Rendons nous maintenant sur un autre site, celui de la Ligue Internationale Contre le Racisme et l’Antisémitisme (LICRA). La première remarque qu’on peut se faire, évidemment, c’est le nom de l’organisation. Le fait de distinguer racisme et antisémitisme me choque : il y a t-il une hiérarchie des racismes ? Pourquoi mettre l’antisémitisme à part de tous les autres racismes ? Dès la première page, beaucoup de textes au ton alarmiste : « Les eurodéputés veulent déclarer le président iranien « persona non grata » » ; « Pologne : tolérance zéro contre l’antisémitisme » ; « Agression du grand rabbin de Pologne à Varsovie » ; « Bruno Gollnisch : ordonnance de non lieu infirmée en appel ». De nombreux titres du même genre, ce qui donnerait presque envie de devenir paranoïaque. C’est sûr, on a l’impression d’être sur le site d’une association qui fait la guerre et des procès, pas qui essaie de lutter calmement et avec pédagogie contre le racisme. Chose étonnante, dans le menu sur le côté, il est écrit « Signalez nous un contenu xénophobe ». Si on clique dessus, on arrive sur un joli formulaire de délation. Je ne vois pas bien l’utilité de ce genre de chose, les membres de la LICRA pourront trouver tout le contenu raciste qu’ils veulent avec un moteur de recherche. D’autre part, je ne pense pas que la meilleure façon de lutter contre le racisme soit de faire des procès et de fermer des sites, cela devrait plutôt être de démonter les arguments des xénéphobes.
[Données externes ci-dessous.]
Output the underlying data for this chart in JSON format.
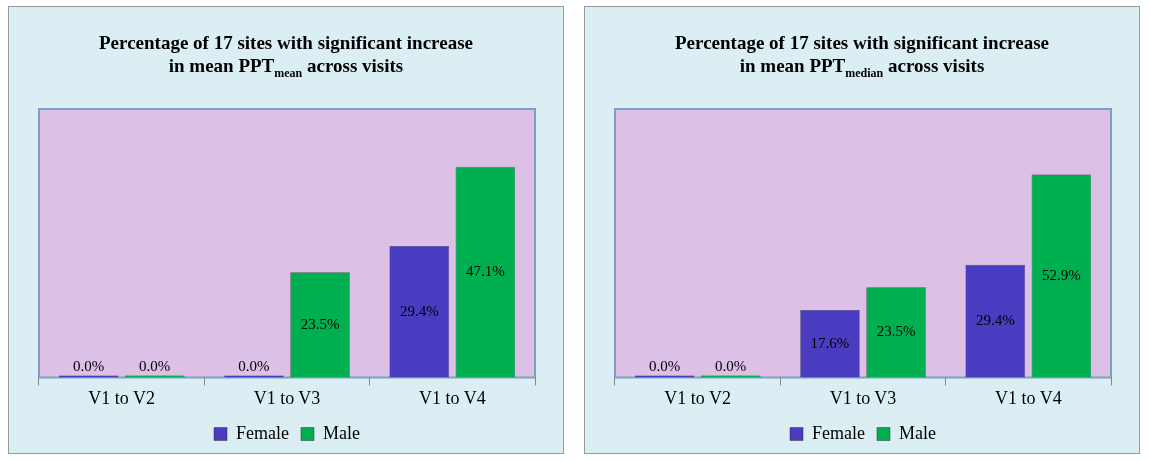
{
  "chart_data": [
    {
      "type": "bar",
      "title": "Percentage of 17 sites with significant increase\nin mean PPT$_{mean}$ across visits",
      "categories": [
        "V1 to V2",
        "V1 to V3",
        "V1 to V4"
      ],
      "legend": "bottom",
      "series": [
        {
          "name": "Female",
          "color": "#4a3cc0",
          "values": [
            0,
            0,
            29.4
          ],
          "value_labels": [
            "0.0%",
            "0.0%",
            "29.4%"
          ]
        },
        {
          "name": "Male",
          "color": "#00b050",
          "values": [
            0,
            23.5,
            47.1
          ],
          "value_labels": [
            "0.0%",
            "23.5%",
            "47.1%"
          ]
        }
      ]
    },
    {
      "type": "bar",
      "title": "Percentage of 17 sites with significant increase\nin mean PPT$_{median}$ across visits",
      "categories": [
        "V1 to V2",
        "V1 to V3",
        "V1 to V4"
      ],
      "legend": "bottom",
      "series": [
        {
          "name": "Female",
          "color": "#4a3cc0",
          "values": [
            0,
            17.6,
            29.4
          ],
          "value_labels": [
            "0.0%",
            "17.6%",
            "29.4%"
          ]
        },
        {
          "name": "Male",
          "color": "#00b050",
          "values": [
            0,
            23.5,
            52.9
          ],
          "value_labels": [
            "0.0%",
            "23.5%",
            "52.9%"
          ]
        }
      ]
    }
  ]
}
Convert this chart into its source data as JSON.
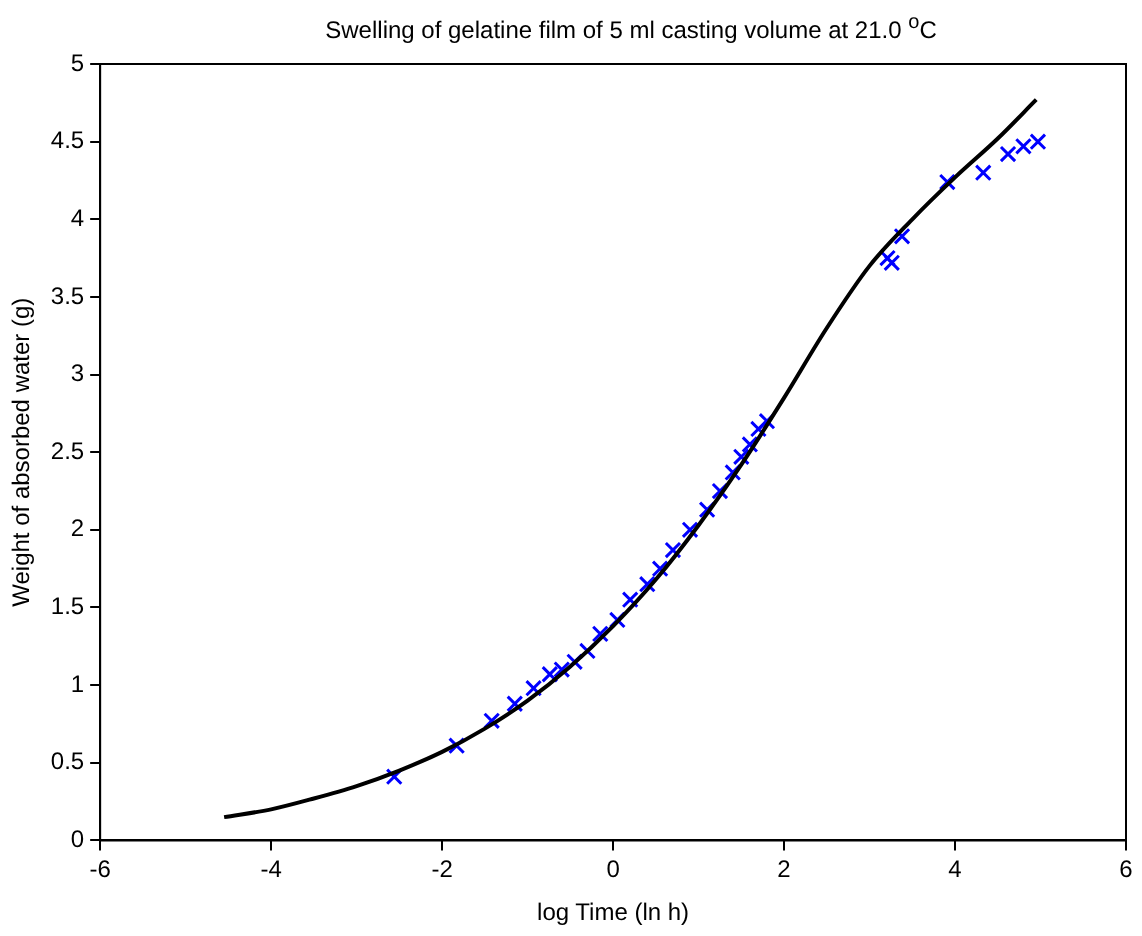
{
  "chart_data": {
    "type": "scatter",
    "title": "Swelling of gelatine film of 5 ml casting volume at 21.0 $^{o}$C",
    "xlabel": "log Time (ln h)",
    "ylabel": "Weight of absorbed water (g)",
    "xlim": [
      -6,
      6
    ],
    "xticks": [
      -6,
      -4,
      -2,
      0,
      2,
      4,
      6
    ],
    "ylim": [
      0,
      5
    ],
    "yticks": [
      0,
      0.5,
      1,
      1.5,
      2,
      2.5,
      3,
      3.5,
      4,
      4.5,
      5
    ],
    "grid": false,
    "legend": false,
    "series": [
      {
        "type": "line",
        "color": "#000000",
        "marker": "none",
        "line_style": "solid",
        "x": [
          -4.55,
          -4,
          -3.5,
          -3,
          -2.5,
          -2,
          -1.5,
          -1,
          -0.5,
          0,
          0.5,
          1,
          1.5,
          2,
          2.5,
          3,
          3.5,
          4,
          4.5,
          4.95
        ],
        "values": [
          0.15,
          0.2,
          0.27,
          0.35,
          0.45,
          0.57,
          0.72,
          0.9,
          1.12,
          1.38,
          1.68,
          2.03,
          2.42,
          2.85,
          3.3,
          3.7,
          4.0,
          4.27,
          4.52,
          4.77
        ]
      },
      {
        "color": "#0000ff",
        "marker": "cross",
        "x": [
          -2.56,
          -1.83,
          -1.42,
          -1.15,
          -0.93,
          -0.74,
          -0.6,
          -0.45,
          -0.3,
          -0.15,
          0.05,
          0.2,
          0.4,
          0.55,
          0.7,
          0.9,
          1.1,
          1.25,
          1.4,
          1.5,
          1.6,
          1.7,
          1.8,
          3.21,
          3.26,
          3.38,
          3.91,
          4.33,
          4.62,
          4.8,
          4.97
        ],
        "values": [
          0.41,
          0.61,
          0.77,
          0.88,
          0.98,
          1.07,
          1.1,
          1.15,
          1.22,
          1.33,
          1.42,
          1.55,
          1.65,
          1.75,
          1.87,
          2.0,
          2.13,
          2.25,
          2.37,
          2.47,
          2.55,
          2.65,
          2.7,
          3.75,
          3.72,
          3.89,
          4.24,
          4.3,
          4.42,
          4.47,
          4.5
        ]
      }
    ]
  }
}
Naviguons chez SOS Racisme. Le site parait d’abord plus agréable que les deux précédents, si toutefois on ne fait pas attention au bandeau contre les lois Sarkozy qui détruit un peu les yeux. Pourtant, on trouve un article qui énonce toute une série de crimes dit « racistes », où il me semble bien que dans certains cas le caractère raciste du délit n’a pas été prouvé. De même que sur les sites d’extrême-droite on dresse des listes d’agressions où on souligne le patronyme de l’aggresseur (alors que le nom de famille du délinquant n’a sans doute pas grand chose à voir avec les faits), ici on insiste sur le nom de la victime… Ensuite on apprend sur le site que SOS Racisme continue de faire du testing, technique qui est quand même fortement criticable. Un point commun avec la LICRA, dans la catégorie dossiers, une rubrique est consacrée à l’antisémitisme, mais pas aux autres racismes (racisme anti-maghrébin, anti-noir etc.), comme si l’antisémitisme était un racisme à part. On peut penser que cela est dû à la forte présence de membres du syndicat étudiant « sectaire » Union des Étudiants Juifs de France (UEJF) – à la tête de SOS Racisme.
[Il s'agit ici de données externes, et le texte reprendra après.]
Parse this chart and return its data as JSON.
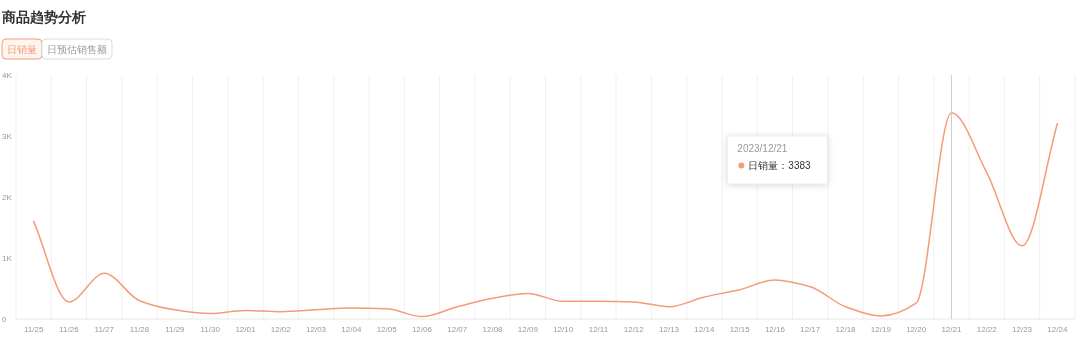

Je sais que conduire un combat comme celui là n’est pas simple. Ces associations font sûrement de leur mieux. Cependant, il est affolant de remarquer que ceux qui prétendent lutter contre les discriminations et le racisme ressemblent davantage à des organisations qui soutiennent le repli communautaire. Dommage, parce qu’on aurait bien besoin de ces associations à l’heure ou les Le Pen, de Villiers et Sarkozy poussent comme des champignons.